Das sagt im Interview mit dem neuen SPIEGEL der Hamburger Regisseur Fatih Akin, der die deutsch-türkischen Geschichten aus der Mitte der Gesellschaft so gut erzählt, dass sein jüngstes Werk "Auf der anderen Seite" als Kandidat für den Oscar eingereicht wurde.

"Ich habe gemerkt, dass ich weiter mein größtes Publikum in Deutschland habe, aber auch ein neues in der Türkei"," sagte Fatih Akin im Interview mit der WELT: "Und ich habe begonnen, für beide Märkte zu denken." So wünschen wir uns Multi-Kulti.
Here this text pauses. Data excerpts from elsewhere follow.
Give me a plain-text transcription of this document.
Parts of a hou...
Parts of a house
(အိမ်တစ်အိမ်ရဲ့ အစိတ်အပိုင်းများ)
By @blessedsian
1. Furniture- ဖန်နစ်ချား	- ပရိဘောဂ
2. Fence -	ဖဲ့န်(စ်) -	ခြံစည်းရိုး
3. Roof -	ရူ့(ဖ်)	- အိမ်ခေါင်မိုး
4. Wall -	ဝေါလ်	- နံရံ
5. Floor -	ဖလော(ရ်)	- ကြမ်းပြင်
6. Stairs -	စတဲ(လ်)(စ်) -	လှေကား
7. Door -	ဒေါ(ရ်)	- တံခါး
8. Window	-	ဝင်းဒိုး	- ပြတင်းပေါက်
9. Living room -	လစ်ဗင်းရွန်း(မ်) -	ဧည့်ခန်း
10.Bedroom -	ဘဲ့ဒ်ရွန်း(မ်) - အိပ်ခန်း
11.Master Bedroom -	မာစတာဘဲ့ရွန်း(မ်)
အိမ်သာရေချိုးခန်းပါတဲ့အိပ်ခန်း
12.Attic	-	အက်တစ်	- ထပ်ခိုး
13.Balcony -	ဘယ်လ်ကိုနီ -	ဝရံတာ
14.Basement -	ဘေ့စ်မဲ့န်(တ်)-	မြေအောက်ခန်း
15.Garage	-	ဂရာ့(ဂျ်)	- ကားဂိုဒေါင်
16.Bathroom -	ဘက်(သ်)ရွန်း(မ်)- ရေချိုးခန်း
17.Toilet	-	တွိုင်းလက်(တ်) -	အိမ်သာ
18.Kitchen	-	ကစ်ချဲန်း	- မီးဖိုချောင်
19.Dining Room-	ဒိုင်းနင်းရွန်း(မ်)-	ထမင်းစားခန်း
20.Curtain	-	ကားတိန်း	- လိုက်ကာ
""Der radikale, gewaltbereite Islamismus steht nicht außerhalb unseres Lebens, er ist Teil unseres Lebens."

Das sagte im Interview mit der Tageszeitung TAZ über einen nicht so gelungenen Aspekt von Multi-Kulti der Regisseur Romuald Karmakar, der für seinen Film "Hamburger Lektionen" über einen hanseatischen islamistischen Hassprediger von den Feuilletons hoch gelobt wurde. "Meinen Sie, dass dies in Deutschland verdrängt wird?", fragt TAZ-Interviewer Stefan Reinecke zu Karmakars Satz, der gewaltbereite Islamismus sei "Teil unseres Lebens". Und der Regisseur antwortet:

"Ja, nicht von der Politik, aber von der Gesellschaft. Wir haben das Thema an die Politik delegiert. Auch der Kulturbetrieb hat das Thema komplett ausgeblendet. Das ist gefährlich. Es gab lange die Ansicht, dass ein Anschlag wie in London bei uns nicht passieren kann. Das ist eine blinde Hoffnung."
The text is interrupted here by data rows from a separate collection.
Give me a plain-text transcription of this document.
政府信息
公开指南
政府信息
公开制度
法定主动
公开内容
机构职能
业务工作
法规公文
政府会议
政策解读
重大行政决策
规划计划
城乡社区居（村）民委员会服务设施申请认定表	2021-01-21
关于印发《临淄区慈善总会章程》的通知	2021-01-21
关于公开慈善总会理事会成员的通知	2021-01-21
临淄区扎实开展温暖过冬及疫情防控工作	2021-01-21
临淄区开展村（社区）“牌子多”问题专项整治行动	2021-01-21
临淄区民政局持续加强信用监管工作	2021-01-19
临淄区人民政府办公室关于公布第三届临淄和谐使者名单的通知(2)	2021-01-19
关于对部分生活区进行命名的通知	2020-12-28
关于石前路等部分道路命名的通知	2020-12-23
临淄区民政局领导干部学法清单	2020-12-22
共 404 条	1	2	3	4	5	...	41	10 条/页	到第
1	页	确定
Kommen wir zur Unterhaltung. "Bayreuth und seine Richard Wagner-Festspiele, das ist noch immer der deutsche, zuweilen sogar sehr deutsche Stoff für eine farbenfrohe Soap-Opera", lesen wir im Berliner TAGESSPIEGEL vom Sonntag über den "hohen Unterhaltungswert" der opernhaften Streitigkeiten in der Familie Wagner über die zukünftige Regentschaft auf dem Grünen Hügel. "Die Suche nach einer Nachfolge für den 88-jährigen Wolfgang Wagner tritt jetzt in die entscheidende Phase", schreibt Peter Siebenmorgen – nachdem in der FRANKFURTER ALLGEMEINEN Wagners jüngste Tochter Katharina und der Dirigent Christian Thielemann in einem gemeinsamen Interview ihre gemeinsame Bewerbung um die Festspielleitung angemeldet hatten. "Am 6. November tagt der Stiftungsrat", schreibt Peter Siebenmorgen:

"Die Nachfolgefrage steht dann nicht auf der Tagesordnung. Und doch wird es in Tat und Wahrheit um gar nichts anderes gehen. Die daily soap darf weitergehen."